María se embarazó a los veinte años y se convirtió en madre soltera de una niña a la que nombró Ana. Cinco años después conoció a su marido que, con el tiempo, no solo rechazó a su hija sino que intentó violarla cuando la pequeña tenía solo siete años. Para protegerla, María la apartó y la envió con su madre a otra ciudad. Sin embargo, ella no pudo salvarse, ya había procreado con él a sus hijos Jesús y Ángel –el más pequeño–. Además, la mujer era víctima de violencia física, económica y psicológica dentro de un ciclo difícil de romper.
“Mi marido cambió mucho después que nació Jesús, su primer hijo. Se volvió alcohólico e irresponsable, ya no me daba para el gasto. Me pegaba mucho. El día que quiso violar a mi niña se hizo la víctima, agarró una pistola que tenía y me la puso en la cabeza, me dijo que me iba a matar. Gracias a Dios no llegó hasta ahí, pero después de eso ya no fue vida con él”.

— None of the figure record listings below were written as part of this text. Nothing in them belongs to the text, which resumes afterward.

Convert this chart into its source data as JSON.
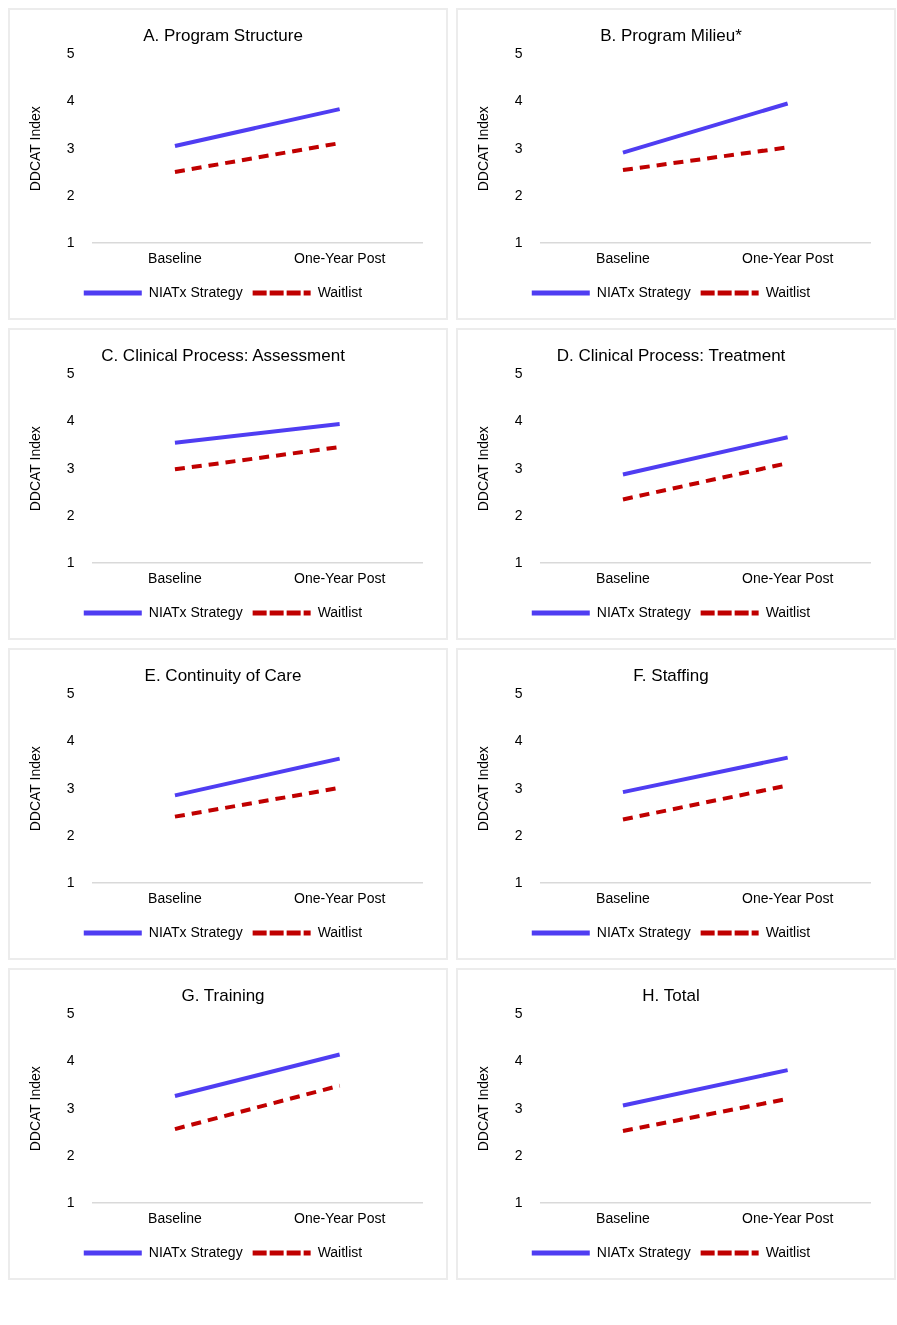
{
  "chart_data": [
    {
      "type": "line",
      "title": "A. Program Structure",
      "ylabel": "DDCAT Index",
      "categories": [
        "Baseline",
        "One-Year Post"
      ],
      "ylim": [
        1,
        5
      ],
      "yticks": [
        1,
        2,
        3,
        4,
        5
      ],
      "grid": false,
      "legend": "bottom",
      "marker": "none",
      "series": [
        {
          "name": "NIATx Strategy",
          "color": "#4f3df2",
          "line_style": "solid",
          "values": [
            3.06,
            3.84
          ]
        },
        {
          "name": "Waitlist",
          "color": "#c00000",
          "line_style": "dashed",
          "values": [
            2.51,
            3.12
          ]
        }
      ]
    },
    {
      "type": "line",
      "title": "B. Program Milieu*",
      "ylabel": "DDCAT Index",
      "categories": [
        "Baseline",
        "One-Year Post"
      ],
      "ylim": [
        1,
        5
      ],
      "yticks": [
        1,
        2,
        3,
        4,
        5
      ],
      "grid": false,
      "legend": "bottom",
      "marker": "none",
      "series": [
        {
          "name": "NIATx Strategy",
          "color": "#4f3df2",
          "line_style": "solid",
          "values": [
            2.92,
            3.96
          ]
        },
        {
          "name": "Waitlist",
          "color": "#c00000",
          "line_style": "dashed",
          "values": [
            2.55,
            3.03
          ]
        }
      ]
    },
    {
      "type": "line",
      "title": "C. Clinical Process: Assessment",
      "ylabel": "DDCAT Index",
      "categories": [
        "Baseline",
        "One-Year Post"
      ],
      "ylim": [
        1,
        5
      ],
      "yticks": [
        1,
        2,
        3,
        4,
        5
      ],
      "grid": false,
      "legend": "bottom",
      "marker": "none",
      "series": [
        {
          "name": "NIATx Strategy",
          "color": "#4f3df2",
          "line_style": "solid",
          "values": [
            3.55,
            3.95
          ]
        },
        {
          "name": "Waitlist",
          "color": "#c00000",
          "line_style": "dashed",
          "values": [
            2.99,
            3.46
          ]
        }
      ]
    },
    {
      "type": "line",
      "title": "D. Clinical Process: Treatment",
      "ylabel": "DDCAT Index",
      "categories": [
        "Baseline",
        "One-Year Post"
      ],
      "ylim": [
        1,
        5
      ],
      "yticks": [
        1,
        2,
        3,
        4,
        5
      ],
      "grid": false,
      "legend": "bottom",
      "marker": "none",
      "series": [
        {
          "name": "NIATx Strategy",
          "color": "#4f3df2",
          "line_style": "solid",
          "values": [
            2.88,
            3.67
          ]
        },
        {
          "name": "Waitlist",
          "color": "#c00000",
          "line_style": "dashed",
          "values": [
            2.35,
            3.12
          ]
        }
      ]
    },
    {
      "type": "line",
      "title": "E. Continuity of Care",
      "ylabel": "DDCAT Index",
      "categories": [
        "Baseline",
        "One-Year Post"
      ],
      "ylim": [
        1,
        5
      ],
      "yticks": [
        1,
        2,
        3,
        4,
        5
      ],
      "grid": false,
      "legend": "bottom",
      "marker": "none",
      "series": [
        {
          "name": "NIATx Strategy",
          "color": "#4f3df2",
          "line_style": "solid",
          "values": [
            2.86,
            3.64
          ]
        },
        {
          "name": "Waitlist",
          "color": "#c00000",
          "line_style": "dashed",
          "values": [
            2.41,
            3.02
          ]
        }
      ]
    },
    {
      "type": "line",
      "title": "F. Staffing",
      "ylabel": "DDCAT Index",
      "categories": [
        "Baseline",
        "One-Year Post"
      ],
      "ylim": [
        1,
        5
      ],
      "yticks": [
        1,
        2,
        3,
        4,
        5
      ],
      "grid": false,
      "legend": "bottom",
      "marker": "none",
      "series": [
        {
          "name": "NIATx Strategy",
          "color": "#4f3df2",
          "line_style": "solid",
          "values": [
            2.93,
            3.66
          ]
        },
        {
          "name": "Waitlist",
          "color": "#c00000",
          "line_style": "dashed",
          "values": [
            2.35,
            3.07
          ]
        }
      ]
    },
    {
      "type": "line",
      "title": "G. Training",
      "ylabel": "DDCAT Index",
      "categories": [
        "Baseline",
        "One-Year Post"
      ],
      "ylim": [
        1,
        5
      ],
      "yticks": [
        1,
        2,
        3,
        4,
        5
      ],
      "grid": false,
      "legend": "bottom",
      "marker": "none",
      "series": [
        {
          "name": "NIATx Strategy",
          "color": "#4f3df2",
          "line_style": "solid",
          "values": [
            3.27,
            4.15
          ]
        },
        {
          "name": "Waitlist",
          "color": "#c00000",
          "line_style": "dashed",
          "values": [
            2.57,
            3.49
          ]
        }
      ]
    },
    {
      "type": "line",
      "title": "H. Total",
      "ylabel": "DDCAT Index",
      "categories": [
        "Baseline",
        "One-Year Post"
      ],
      "ylim": [
        1,
        5
      ],
      "yticks": [
        1,
        2,
        3,
        4,
        5
      ],
      "grid": false,
      "legend": "bottom",
      "marker": "none",
      "series": [
        {
          "name": "NIATx Strategy",
          "color": "#4f3df2",
          "line_style": "solid",
          "values": [
            3.07,
            3.82
          ]
        },
        {
          "name": "Waitlist",
          "color": "#c00000",
          "line_style": "dashed",
          "values": [
            2.53,
            3.21
          ]
        }
      ]
    }
  ]
}
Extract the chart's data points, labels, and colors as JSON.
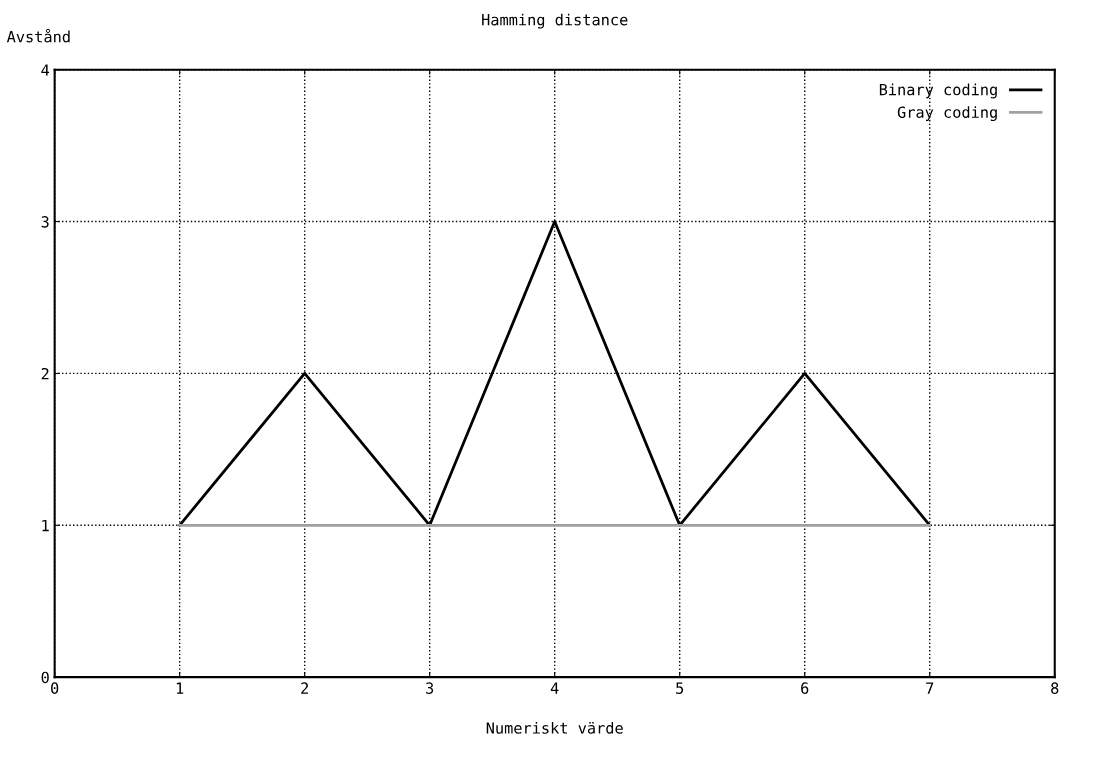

La mujer superó la violencia, se independizó y comenzó a florecer con su trabajo en la costura, cortes de cabello y el voluntariado con mujeres violentadas en El Salvador hasta que su renovación se detuvo abruptamente al ser amenazada por la Mara Salvatrucha y verse forzada a huir y migrar con uno de sus hijos a México.
“Cuando yo sentía que ya estaba instalada, que había superado la violencia que viví por trece años con el padre de mis hijos, viene esto, tener que dejar todo lo que había construido por años, dejarlo tirado y venir a sufrir. Dejé a mi hijo Jesús de dieciséis años con su abuelo paterno y a mi hija Ana, de veintiuno, con mi nieto. Solo pude escapar con Ángel, mi hijo pequeño, tenía ocho años y no paraba de llorar. Al principio me sentí devastada y entré en una depresión muy grande. Ahora hago el aseo de una estética. Pero, por más que trato y trato, hay cosas que no se superan”.
María no deja de añorar lo que dejó, está afligida lejos de los suyos. Vive preocupada por reunir lo necesario para sobrevivir en Tapachula. Ha mirado de frente el rostro de la violencia, el maltrato y la explotación laboral. Aún persevera, pero está exhausta. La jornada de su vida ha sido ardua. Dos veces refugiada, ha traspasado fronteras por agua, aire y tierra para vivir en tres países: Nicaragua, El Salvador y México. Ella conoce bien estos lugares, en todos ellos ha limpiado las casas de otros, los espacios más íntimos de su gente; así ha conocido diferentes culturas, costumbres y maneras. Sin embargo, María no se siente ni de aquí ni de allá.
*Este reportaje fue desarrollado con apoyo de la Fundación Thomson Reuters. Los nombres de las víctimas fueron cambiados para proteger su identidad.